Colleen Coco Collins [she/they] is an interdisciplinary artist of Irish, French, and Odawa descent, working in songwriting, performance, poetry and visual arts. Her practice oscillates temporality, presumptions of sentience, subversion, rhythm, gesture, frequencies, the ouroboric, the orogenous, the peripatetic, love and the polyglottic. She lives littorally in rural Port Greville, Mi’kma’ki/Nova Scotia amidst crows, coyotes, grackles, bees, humpback, lichen and fox.
Janine Randerson makes artworks in collaboration with other artists, community groups and environmental scientists from meteorologists to glaciologists. She creates experimental video works and curates screening programs including “Heated Scales” (CIRCUIT: Artist Film and Video Aotearoa New Zealand, 2025). Janine’s book “Weather as Medium: Toward a Meteorological Art” (MIT Press, 2018) focuses on modern and contemporary art that engage with our present climate and future weathers. She is an Associate Professor at AUT University, Aotearoa New Zealand.
Arielle Walker is a Tāmaki Makaurau-based artist, writer and maker, and current Postdoctoral Research Fellow with AUT University’s RAU Textiles Research. Working at the intersections of her Taranaki and Scottish/Irish Pākehā whakapapa, her research focuses on textile processes and poetic narratives, advocating for the revival, sustenance, and continued innovation of ancestral practices.
Shelley Simpson (Pākehā) works with forms of sculpture, photography, moving image and sound. In recent work she has engaged with the chemical properties of metals and minerals, coaxing material change over time through processes such as evaporation, heat and electroforming. Shelley has a PhD from Te Wānanga Aronui o Tāmaki Makaurau /AUT. Her PhD thesis titled Stonesense, Towards Lithic Thinking explores the relational minerality between entities. Born in Ōtautahi Christchurch, she lives in Tāmaki Makau Rau.

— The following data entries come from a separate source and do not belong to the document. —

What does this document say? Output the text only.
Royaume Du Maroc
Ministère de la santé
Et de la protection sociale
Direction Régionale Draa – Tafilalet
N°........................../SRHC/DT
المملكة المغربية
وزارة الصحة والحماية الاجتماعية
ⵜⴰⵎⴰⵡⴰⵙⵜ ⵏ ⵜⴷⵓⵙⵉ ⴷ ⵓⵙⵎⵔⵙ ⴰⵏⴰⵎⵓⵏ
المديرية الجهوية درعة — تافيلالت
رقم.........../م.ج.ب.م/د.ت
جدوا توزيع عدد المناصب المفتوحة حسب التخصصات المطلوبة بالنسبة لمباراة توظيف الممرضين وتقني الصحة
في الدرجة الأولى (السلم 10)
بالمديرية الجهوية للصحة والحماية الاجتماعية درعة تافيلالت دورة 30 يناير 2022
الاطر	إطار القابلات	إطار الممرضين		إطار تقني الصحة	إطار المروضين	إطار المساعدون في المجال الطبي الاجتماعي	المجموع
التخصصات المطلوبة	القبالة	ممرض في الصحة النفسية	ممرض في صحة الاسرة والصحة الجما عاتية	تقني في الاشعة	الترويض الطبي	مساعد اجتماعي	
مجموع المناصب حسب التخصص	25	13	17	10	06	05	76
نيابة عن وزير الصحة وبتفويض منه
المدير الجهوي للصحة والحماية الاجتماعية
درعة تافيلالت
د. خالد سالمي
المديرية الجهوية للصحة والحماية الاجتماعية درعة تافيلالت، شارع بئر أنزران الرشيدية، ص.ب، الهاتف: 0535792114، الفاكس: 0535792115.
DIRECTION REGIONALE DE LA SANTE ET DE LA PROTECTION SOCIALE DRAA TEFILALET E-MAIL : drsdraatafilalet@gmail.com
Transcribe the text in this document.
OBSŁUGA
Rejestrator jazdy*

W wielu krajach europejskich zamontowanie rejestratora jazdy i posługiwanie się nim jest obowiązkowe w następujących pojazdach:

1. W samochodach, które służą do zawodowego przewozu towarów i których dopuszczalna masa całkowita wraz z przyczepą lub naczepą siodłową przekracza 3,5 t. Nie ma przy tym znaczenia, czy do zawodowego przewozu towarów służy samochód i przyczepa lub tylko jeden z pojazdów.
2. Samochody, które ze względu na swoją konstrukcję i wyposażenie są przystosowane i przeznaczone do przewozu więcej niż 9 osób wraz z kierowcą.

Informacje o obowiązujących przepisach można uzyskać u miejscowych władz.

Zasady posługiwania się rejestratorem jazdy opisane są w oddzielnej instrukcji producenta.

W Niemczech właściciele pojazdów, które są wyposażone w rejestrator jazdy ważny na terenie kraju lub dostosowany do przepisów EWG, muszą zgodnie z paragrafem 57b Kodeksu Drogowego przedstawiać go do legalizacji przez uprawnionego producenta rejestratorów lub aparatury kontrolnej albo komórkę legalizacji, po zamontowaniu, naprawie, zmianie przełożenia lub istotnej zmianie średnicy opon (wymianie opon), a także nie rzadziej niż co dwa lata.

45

Virginia Were is a lens-based artist and published poet from Aotearoa who has a DocFA from Elam School of Fine Arts completed in 2023. Her transdisciplinary practice focuses on deep geological time and earth systems, and how new knowledge about them is shaping our understanding of the present planetary moment. She often combines poetry with photography. In 2024, her book An Intimacy of Long Unfolding won the student category of the Australia and New Zealand Photobook Award, and her photograph An Abominable Mystery was a finalist in the 2022 National Contemporary Art Awards at Waikato Museum of Art. Her work has been exhibited in Aotearoa, China, and Germany.